Срезаемая кожура, вздрагивая, все ниже свисала длинной, свивающейся лентой и, наконец, качнувшись, упала на черную вскопанную землю. Я подумал: когда Бёзе встанет, я незаметно ее подниму и съем. Насупив брови, Бёзе грыз яблоко. Видимо, он рассказывал Зеро о мальчике-пастушке. Я слышал, как он несколько раз злобно и с недоумением повторял «поляк». Мне стало стыдно, что я хотел есть кожуру после него, но я не мог отвести от нее глаз. В это время раздалось знакомое глухое покашливание и слабый голос позвал меня по имени. Это Вицке. В надежде чего-то доброго и хорошего, я подошел к нему. Он протягивал мне на ладони маленький кусок хлеба.

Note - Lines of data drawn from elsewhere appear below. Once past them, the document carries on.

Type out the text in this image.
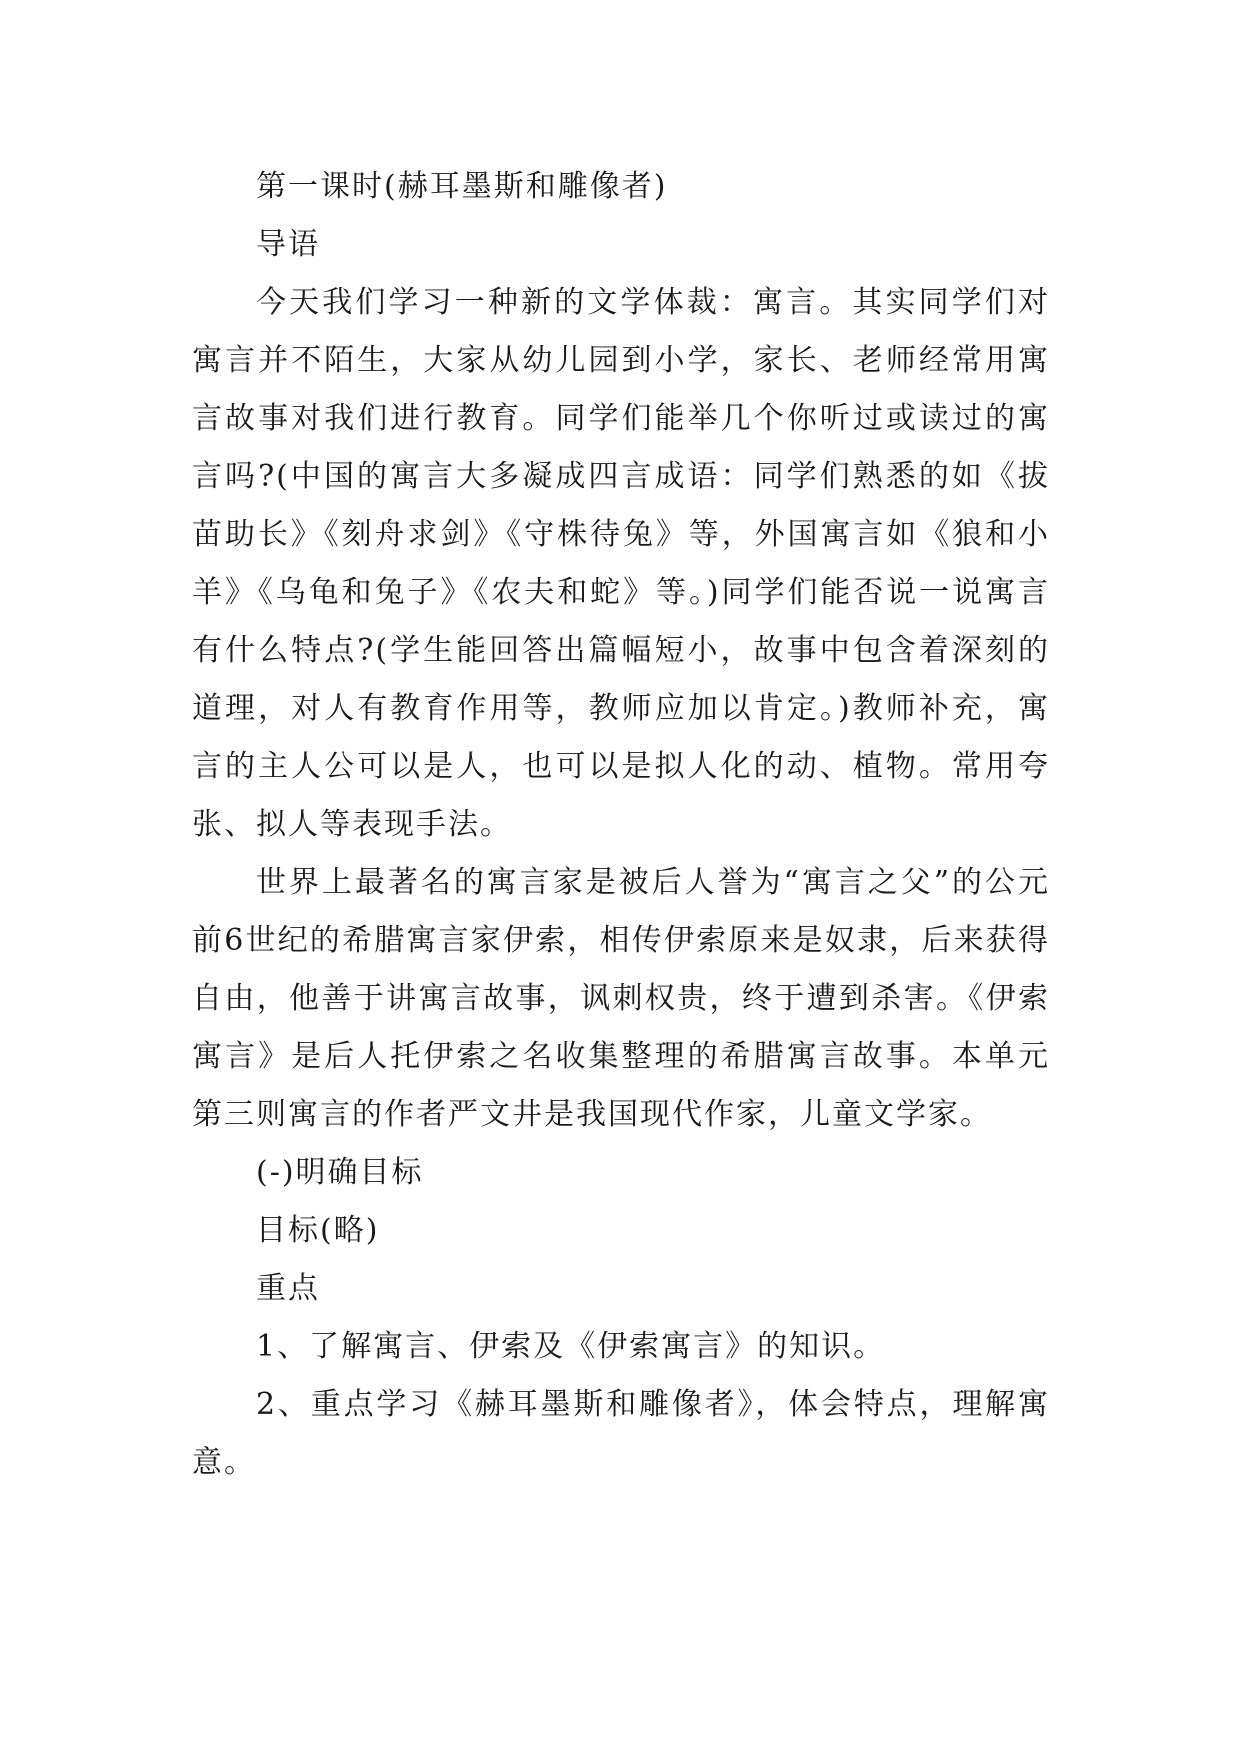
第一课时(赫耳墨斯和雕像者)

导语

今天我们学习一种新的文学体裁：寓言。其实同学们对寓言并不陌生，大家从幼儿园到小学，家长、老师经常用寓言故事对我们进行教育。同学们能举几个你听过或读过的寓言吗?(中国的寓言大多凝成四言成语：同学们熟悉的如《拔苗助长》《刻舟求剑》《守株待兔》等，外国寓言如《狼和小羊》《乌龟和兔子》《农夫和蛇》等。)同学们能否说一说寓言有什么特点?(学生能回答出篇幅短小，故事中包含着深刻的道理，对人有教育作用等，教师应加以肯定。)教师补充，寓言的主人公可以是人，也可以是拟人化的动、植物。常用夸张、拟人等表现手法。

世界上最著名的寓言家是被后人誉为“寓言之父”的公元前6世纪的希腊寓言家伊索，相传伊索原来是奴隶，后来获得自由，他善于讲寓言故事，讽刺权贵，终于遭到杀害。《伊索寓言》是后人托伊索之名收集整理的希腊寓言故事。本单元第三则寓言的作者严文井是我国现代作家，儿童文学家。

(-)明确目标

目标(略)

重点

1、了解寓言、伊索及《伊索寓言》的知识。

2、重点学习《赫耳墨斯和雕像者》，体会特点，理解寓意。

Чувствуя в груди и в животе теплоту благодарности и уже беря хлеб, я все-таки спросил:
— А как же вы сами, это вас не лишит?
Он грустно покачал головой:
— У меня никакого аппетита нет, мне совсем мало хлеба довольно.

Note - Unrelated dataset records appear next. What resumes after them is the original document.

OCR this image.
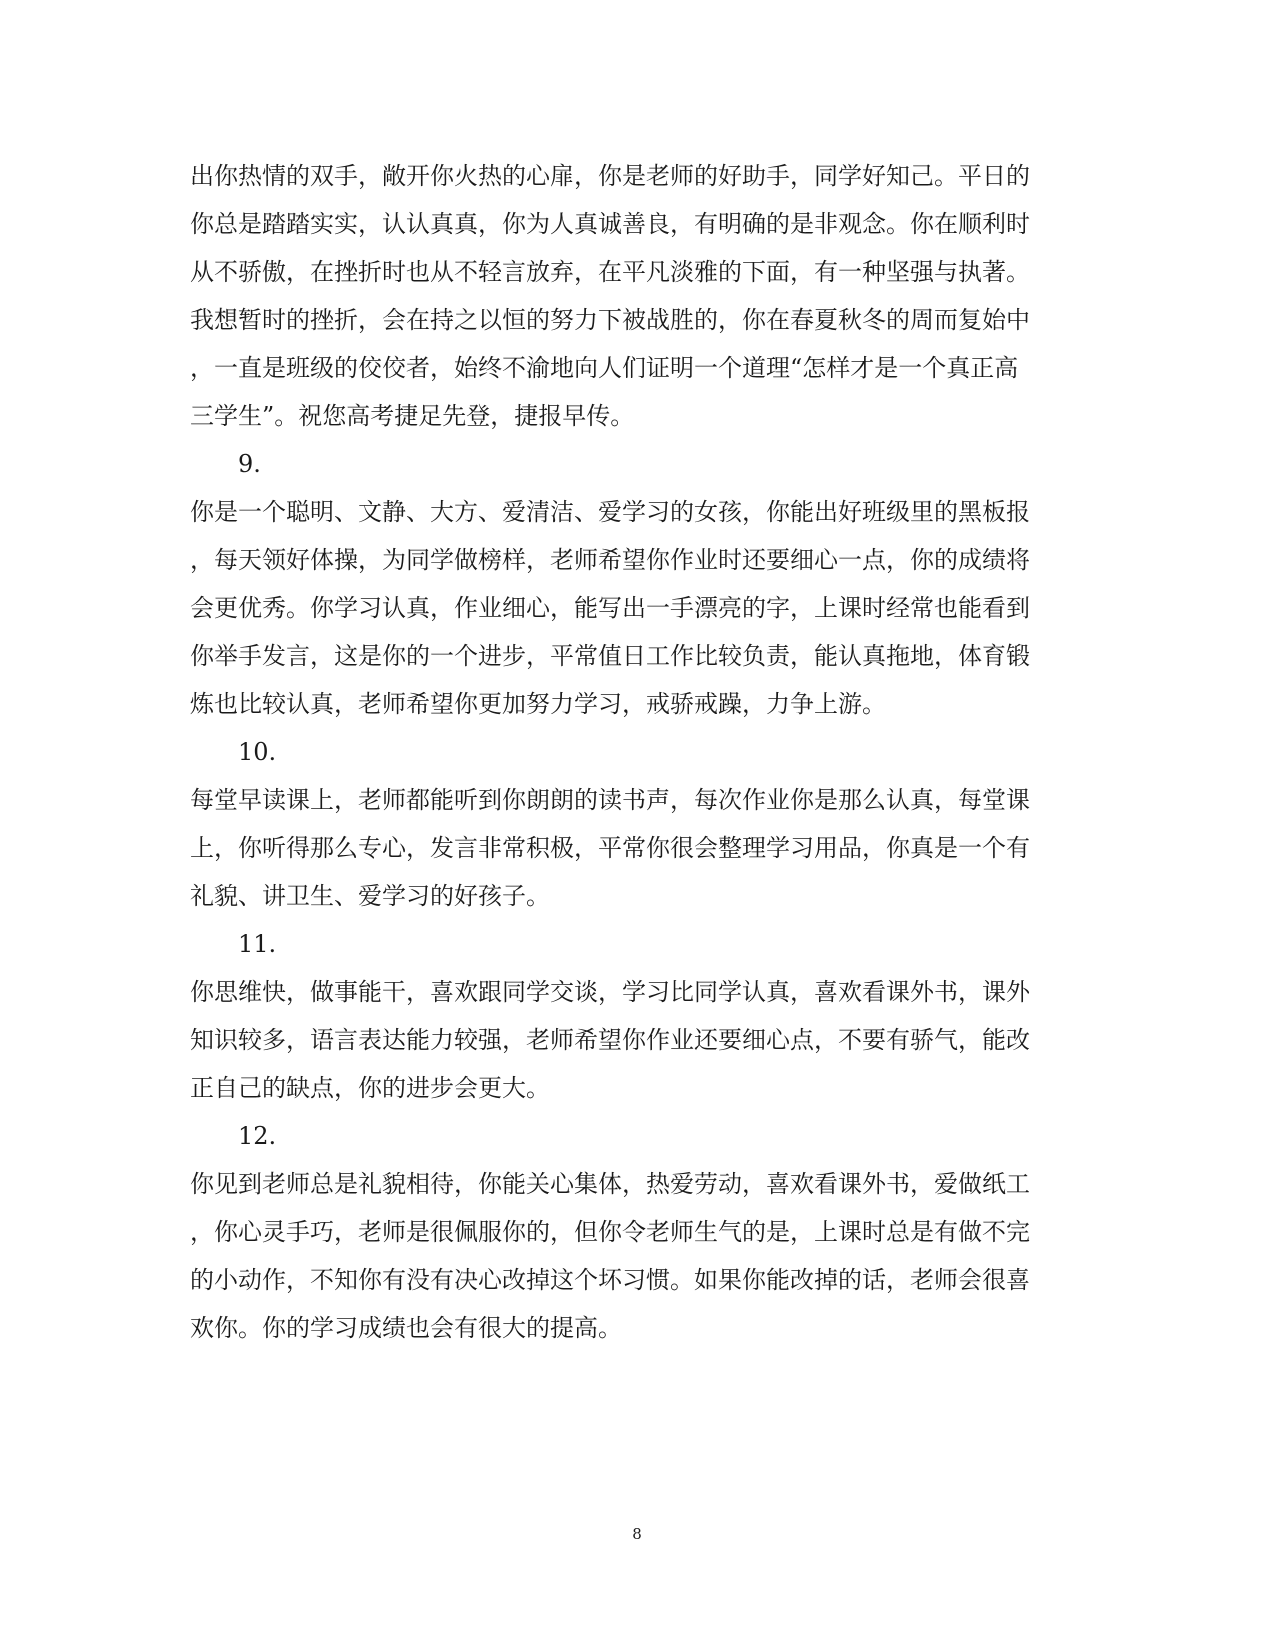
出你热情的双手，敞开你火热的心扉，你是老师的好助手，同学好知己。平日的
你总是踏踏实实，认认真真，你为人真诚善良，有明确的是非观念。你在顺利时
从不骄傲，在挫折时也从不轻言放弃，在平凡淡雅的下面，有一种坚强与执著。
我想暂时的挫折，会在持之以恒的努力下被战胜的，你在春夏秋冬的周而复始中
，一直是班级的佼佼者，始终不渝地向人们证明一个道理“怎样才是一个真正高
三学生”。祝您高考捷足先登，捷报早传。
9.
你是一个聪明、文静、大方、爱清洁、爱学习的女孩，你能出好班级里的黑板报
，每天领好体操，为同学做榜样，老师希望你作业时还要细心一点，你的成绩将
会更优秀。你学习认真，作业细心，能写出一手漂亮的字，上课时经常也能看到
你举手发言，这是你的一个进步，平常值日工作比较负责，能认真拖地，体育锻
炼也比较认真，老师希望你更加努力学习，戒骄戒躁，力争上游。
10.
每堂早读课上，老师都能听到你朗朗的读书声，每次作业你是那么认真，每堂课
上，你听得那么专心，发言非常积极，平常你很会整理学习用品，你真是一个有
礼貌、讲卫生、爱学习的好孩子。
11.
你思维快，做事能干，喜欢跟同学交谈，学习比同学认真，喜欢看课外书，课外
知识较多，语言表达能力较强，老师希望你作业还要细心点，不要有骄气，能改
正自己的缺点，你的进步会更大。
12.
你见到老师总是礼貌相待，你能关心集体，热爱劳动，喜欢看课外书，爱做纸工
，你心灵手巧，老师是很佩服你的，但你令老师生气的是，上课时总是有做不完
的小动作，不知你有没有决心改掉这个坏习惯。如果你能改掉的话，老师会很喜
欢你。你的学习成绩也会有很大的提高。
8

У него были бледные десны и желтые, стертые как у старой лошади, зубы.
Я сажусь около Вицке и ем, но все смотрю на кожуру у ног Бёзе. Вот он доел яблоко и встал. Все с тем же сумрачным выражением закинул за плечи карабин. Поправляя пояс, переминается, все глубже вдавливая сапогами в черную жирную землю обрезки кожуры. Верно опять собрался на ферму фрау Засс. За его спиной Зеро насмешливо переглядывается с другими немцами.
Но у Бёзе, видно, другое было на уме. Переваливаясь при каждом шаге половинками толстого гузна, он неторопливо шел к мальчику поляку. По мере того как он к нему приближался, воцарялась недобрая тишина. Мы все смотрели ему вслед, не в силах отвести глаз. Подойдя к мальчику, он что-то сердито у него спросил. Мальчик слегка побледнел, но отвечал ему не опуская взгляда.
— Still stehen![71]
— зловеще бледнея, исступленно закричал Безе.— Мальчик невольно вытянулся, руки по швам. Бёзе наотмашь ударил его по щеке каменно тяжелой рукой. Голова мальчика мотнулась, он едва устоял на ногах, но не крикнул, не заплакал, а все так же не смигивая смотрел Бёзе прямо в глаза. На его вдруг осунувшемся лице проступило выражение суровой, не детской силы.
— Quelle brute![72]
— не выдержав, громко сказал Крыса.— Was?[73]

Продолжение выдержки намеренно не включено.